I have been asked to prove that:
$$ \frac{1}{3*4} +\frac{1}{4*5} +\frac{1}{5*6}+...+\frac{1}{(n+2)(n+3)}=\frac{n}{3(n+3)} $$
Here is what I have so far but cannot work out how to go further.

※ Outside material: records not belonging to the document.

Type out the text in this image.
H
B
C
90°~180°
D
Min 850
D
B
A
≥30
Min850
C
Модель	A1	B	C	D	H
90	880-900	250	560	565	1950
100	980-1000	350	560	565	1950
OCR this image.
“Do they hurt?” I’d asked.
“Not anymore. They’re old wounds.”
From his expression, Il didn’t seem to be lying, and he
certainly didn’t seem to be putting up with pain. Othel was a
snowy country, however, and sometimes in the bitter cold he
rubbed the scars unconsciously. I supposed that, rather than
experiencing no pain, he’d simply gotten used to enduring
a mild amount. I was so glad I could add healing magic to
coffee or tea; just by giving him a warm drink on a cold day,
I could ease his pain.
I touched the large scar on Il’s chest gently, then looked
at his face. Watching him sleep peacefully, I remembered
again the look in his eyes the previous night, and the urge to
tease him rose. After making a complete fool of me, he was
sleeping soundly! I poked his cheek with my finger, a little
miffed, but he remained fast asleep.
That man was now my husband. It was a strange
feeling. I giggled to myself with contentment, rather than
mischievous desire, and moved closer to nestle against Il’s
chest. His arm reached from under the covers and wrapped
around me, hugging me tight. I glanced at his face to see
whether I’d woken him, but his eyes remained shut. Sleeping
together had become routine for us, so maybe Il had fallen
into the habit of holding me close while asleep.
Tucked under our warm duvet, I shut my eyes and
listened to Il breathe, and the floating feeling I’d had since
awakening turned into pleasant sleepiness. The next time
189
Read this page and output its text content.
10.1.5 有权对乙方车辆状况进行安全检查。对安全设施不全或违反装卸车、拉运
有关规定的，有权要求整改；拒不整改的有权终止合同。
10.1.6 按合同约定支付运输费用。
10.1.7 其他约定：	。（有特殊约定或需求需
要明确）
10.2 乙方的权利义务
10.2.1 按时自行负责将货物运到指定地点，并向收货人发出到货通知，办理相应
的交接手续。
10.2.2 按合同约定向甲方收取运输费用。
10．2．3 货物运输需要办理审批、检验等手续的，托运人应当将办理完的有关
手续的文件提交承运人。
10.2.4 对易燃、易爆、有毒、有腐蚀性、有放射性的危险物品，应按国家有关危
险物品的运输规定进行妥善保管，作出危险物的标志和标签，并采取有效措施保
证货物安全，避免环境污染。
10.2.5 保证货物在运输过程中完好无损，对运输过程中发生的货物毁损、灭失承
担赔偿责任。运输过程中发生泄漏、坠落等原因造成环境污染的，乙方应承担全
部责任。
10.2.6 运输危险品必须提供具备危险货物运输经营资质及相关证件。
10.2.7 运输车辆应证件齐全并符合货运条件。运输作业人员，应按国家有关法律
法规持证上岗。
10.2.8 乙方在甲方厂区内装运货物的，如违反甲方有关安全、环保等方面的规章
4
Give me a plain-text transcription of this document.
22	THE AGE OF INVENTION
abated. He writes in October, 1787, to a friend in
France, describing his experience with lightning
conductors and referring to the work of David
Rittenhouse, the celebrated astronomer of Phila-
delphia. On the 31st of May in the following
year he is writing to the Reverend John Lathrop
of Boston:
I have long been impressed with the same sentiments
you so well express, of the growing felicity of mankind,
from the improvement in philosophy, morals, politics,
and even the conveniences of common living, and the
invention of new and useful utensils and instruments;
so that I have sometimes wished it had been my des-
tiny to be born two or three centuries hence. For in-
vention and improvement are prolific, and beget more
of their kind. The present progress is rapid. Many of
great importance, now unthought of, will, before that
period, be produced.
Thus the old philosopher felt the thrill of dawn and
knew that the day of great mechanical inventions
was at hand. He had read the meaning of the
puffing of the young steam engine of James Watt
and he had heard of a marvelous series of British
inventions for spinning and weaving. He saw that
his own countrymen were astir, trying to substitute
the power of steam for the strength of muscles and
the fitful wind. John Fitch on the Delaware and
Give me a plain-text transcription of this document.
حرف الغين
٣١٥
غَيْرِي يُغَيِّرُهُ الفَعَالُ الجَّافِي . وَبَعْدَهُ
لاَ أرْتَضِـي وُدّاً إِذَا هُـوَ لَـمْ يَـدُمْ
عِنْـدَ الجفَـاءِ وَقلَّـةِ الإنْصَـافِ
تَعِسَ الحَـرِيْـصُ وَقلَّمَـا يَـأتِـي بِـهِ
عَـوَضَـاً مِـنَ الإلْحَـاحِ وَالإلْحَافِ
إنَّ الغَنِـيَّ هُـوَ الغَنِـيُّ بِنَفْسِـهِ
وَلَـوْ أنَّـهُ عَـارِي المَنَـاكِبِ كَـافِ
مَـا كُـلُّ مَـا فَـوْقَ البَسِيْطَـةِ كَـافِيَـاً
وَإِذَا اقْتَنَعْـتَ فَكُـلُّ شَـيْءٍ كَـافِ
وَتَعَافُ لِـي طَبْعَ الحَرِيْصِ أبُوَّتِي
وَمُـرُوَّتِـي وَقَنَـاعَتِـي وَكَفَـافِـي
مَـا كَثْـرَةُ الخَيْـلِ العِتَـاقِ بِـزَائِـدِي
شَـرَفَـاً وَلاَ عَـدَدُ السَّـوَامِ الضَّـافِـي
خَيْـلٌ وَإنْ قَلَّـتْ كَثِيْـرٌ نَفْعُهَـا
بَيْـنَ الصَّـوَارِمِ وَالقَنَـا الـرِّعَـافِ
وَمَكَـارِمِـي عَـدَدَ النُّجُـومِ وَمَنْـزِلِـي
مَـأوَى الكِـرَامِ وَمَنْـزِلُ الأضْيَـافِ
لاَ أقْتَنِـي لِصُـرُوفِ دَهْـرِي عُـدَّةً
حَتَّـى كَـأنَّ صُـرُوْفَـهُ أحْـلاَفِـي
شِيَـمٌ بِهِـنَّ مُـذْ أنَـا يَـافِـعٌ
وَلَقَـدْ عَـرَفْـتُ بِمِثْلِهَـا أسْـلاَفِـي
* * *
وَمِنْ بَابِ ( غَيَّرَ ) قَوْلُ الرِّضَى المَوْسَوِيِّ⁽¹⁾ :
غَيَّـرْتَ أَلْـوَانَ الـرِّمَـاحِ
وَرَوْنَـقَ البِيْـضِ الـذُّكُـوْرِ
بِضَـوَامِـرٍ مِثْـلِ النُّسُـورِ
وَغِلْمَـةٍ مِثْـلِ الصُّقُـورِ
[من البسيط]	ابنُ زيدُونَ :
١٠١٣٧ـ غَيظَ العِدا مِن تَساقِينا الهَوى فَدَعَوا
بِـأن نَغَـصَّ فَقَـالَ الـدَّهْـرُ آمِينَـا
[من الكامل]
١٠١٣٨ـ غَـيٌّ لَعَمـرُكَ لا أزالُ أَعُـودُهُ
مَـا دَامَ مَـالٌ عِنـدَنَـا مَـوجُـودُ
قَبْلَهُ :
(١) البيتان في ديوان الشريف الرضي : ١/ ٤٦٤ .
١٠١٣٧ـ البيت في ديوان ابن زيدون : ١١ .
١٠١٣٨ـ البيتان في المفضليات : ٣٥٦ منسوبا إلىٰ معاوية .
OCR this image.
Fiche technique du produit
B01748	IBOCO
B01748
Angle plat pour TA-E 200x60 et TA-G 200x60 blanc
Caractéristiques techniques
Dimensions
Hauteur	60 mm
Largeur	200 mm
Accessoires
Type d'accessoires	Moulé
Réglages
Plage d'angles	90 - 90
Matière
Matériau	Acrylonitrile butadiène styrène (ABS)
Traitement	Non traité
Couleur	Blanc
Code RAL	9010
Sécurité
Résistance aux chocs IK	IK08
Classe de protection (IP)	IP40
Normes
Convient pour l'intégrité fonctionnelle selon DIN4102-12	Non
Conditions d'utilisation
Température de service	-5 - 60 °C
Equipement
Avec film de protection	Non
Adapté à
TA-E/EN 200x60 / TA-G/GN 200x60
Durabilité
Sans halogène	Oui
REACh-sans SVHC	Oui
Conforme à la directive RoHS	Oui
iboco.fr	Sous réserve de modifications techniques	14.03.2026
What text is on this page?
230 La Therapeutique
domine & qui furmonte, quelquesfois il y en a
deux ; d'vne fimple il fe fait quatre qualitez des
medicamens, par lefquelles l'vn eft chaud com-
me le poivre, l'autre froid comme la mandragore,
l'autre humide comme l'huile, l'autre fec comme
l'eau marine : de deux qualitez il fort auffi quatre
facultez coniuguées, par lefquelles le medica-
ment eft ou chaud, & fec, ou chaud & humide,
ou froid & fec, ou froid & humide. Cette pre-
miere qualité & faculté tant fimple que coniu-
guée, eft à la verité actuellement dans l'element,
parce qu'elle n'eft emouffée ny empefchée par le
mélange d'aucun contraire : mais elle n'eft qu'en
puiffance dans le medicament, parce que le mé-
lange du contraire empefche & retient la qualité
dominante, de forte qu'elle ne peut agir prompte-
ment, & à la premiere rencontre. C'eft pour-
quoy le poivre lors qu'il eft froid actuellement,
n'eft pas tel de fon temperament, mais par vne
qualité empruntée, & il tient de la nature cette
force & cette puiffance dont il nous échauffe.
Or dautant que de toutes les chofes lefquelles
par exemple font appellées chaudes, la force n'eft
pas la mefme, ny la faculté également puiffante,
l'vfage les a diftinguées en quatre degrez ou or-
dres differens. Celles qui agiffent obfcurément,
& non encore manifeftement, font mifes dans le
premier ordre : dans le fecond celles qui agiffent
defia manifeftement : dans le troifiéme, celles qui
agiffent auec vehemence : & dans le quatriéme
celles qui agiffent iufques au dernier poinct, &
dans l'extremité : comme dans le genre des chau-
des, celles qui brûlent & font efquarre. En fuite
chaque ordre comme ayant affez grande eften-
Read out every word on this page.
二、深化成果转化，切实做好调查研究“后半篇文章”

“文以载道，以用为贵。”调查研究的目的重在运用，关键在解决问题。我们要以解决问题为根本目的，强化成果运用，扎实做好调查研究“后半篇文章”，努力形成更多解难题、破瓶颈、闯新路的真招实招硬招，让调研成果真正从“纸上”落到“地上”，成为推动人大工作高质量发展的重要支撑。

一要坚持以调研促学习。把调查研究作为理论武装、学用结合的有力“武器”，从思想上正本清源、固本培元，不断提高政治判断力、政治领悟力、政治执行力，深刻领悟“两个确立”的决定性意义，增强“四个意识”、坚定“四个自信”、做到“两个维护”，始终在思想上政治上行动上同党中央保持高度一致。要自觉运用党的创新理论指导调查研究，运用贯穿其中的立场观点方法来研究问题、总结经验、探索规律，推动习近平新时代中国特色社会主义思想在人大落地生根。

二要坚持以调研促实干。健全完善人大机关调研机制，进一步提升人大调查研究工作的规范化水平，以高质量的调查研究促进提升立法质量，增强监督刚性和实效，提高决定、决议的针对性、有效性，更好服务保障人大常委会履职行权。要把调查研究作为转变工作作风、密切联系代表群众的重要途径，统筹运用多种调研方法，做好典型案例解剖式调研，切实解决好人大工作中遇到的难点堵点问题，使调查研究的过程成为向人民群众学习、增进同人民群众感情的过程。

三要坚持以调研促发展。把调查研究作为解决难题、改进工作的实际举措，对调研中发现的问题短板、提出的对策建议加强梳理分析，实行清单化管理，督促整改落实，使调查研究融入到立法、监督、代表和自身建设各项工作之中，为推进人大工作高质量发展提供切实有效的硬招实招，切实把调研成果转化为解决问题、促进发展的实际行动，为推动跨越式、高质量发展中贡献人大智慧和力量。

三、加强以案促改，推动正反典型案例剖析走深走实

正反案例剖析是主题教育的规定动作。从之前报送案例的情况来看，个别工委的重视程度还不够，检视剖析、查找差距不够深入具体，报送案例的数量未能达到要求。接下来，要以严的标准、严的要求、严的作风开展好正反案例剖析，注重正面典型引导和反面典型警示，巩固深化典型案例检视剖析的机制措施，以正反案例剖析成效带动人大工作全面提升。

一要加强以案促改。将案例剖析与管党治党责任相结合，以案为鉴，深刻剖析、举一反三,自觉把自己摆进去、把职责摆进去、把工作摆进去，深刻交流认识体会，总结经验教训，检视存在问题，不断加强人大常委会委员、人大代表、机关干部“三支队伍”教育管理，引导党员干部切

RTP: $$ \frac{1}{3*4} +\frac{1}{4*5} +\frac{1}{5*6}+...+\frac{1}{(n+2)(n+3)}=\frac{n}{3(n+3)} $$
Proof:
When n = 1 $$ \frac{1}{(1+2)(1+3)}= \frac{1}{3(1+3)} $$ $$ \frac{1}{12} = \frac{1}{12} $$
Hence true for n = 1
Assume true for n = k $$ \frac{1}{3*4} +\frac{1}{4*5} +\frac{1}{5*6}+...+\frac{1}{(k+2)(k+3)}=\frac{k}{3(k+3)} $$
When n = (k + 1)
$$ \frac{1}{3*4} +\frac{1}{4*5} +\frac{1}{5*6}+...+\frac{1}{(k+2)(k+3)}+\frac{1}{((k+1)+2)((k+1)+3)}=\frac{k}{3(k+3)}+\frac{1}{((k+1)+2)((k+1)+3)} $$ $$ =\frac{k}{3(k+3)}+\frac{1}{(k+3)(k+4)} $$ $$ =\frac{k(k+4)}{3(k+3)(k+4)}+\frac{3}{3(k+3)(k+4)} $$ $$ =\frac{k(k+4)+3}{3(k+3)(k+4)} $$
Don't know where to go from here / if I have made any mistakes.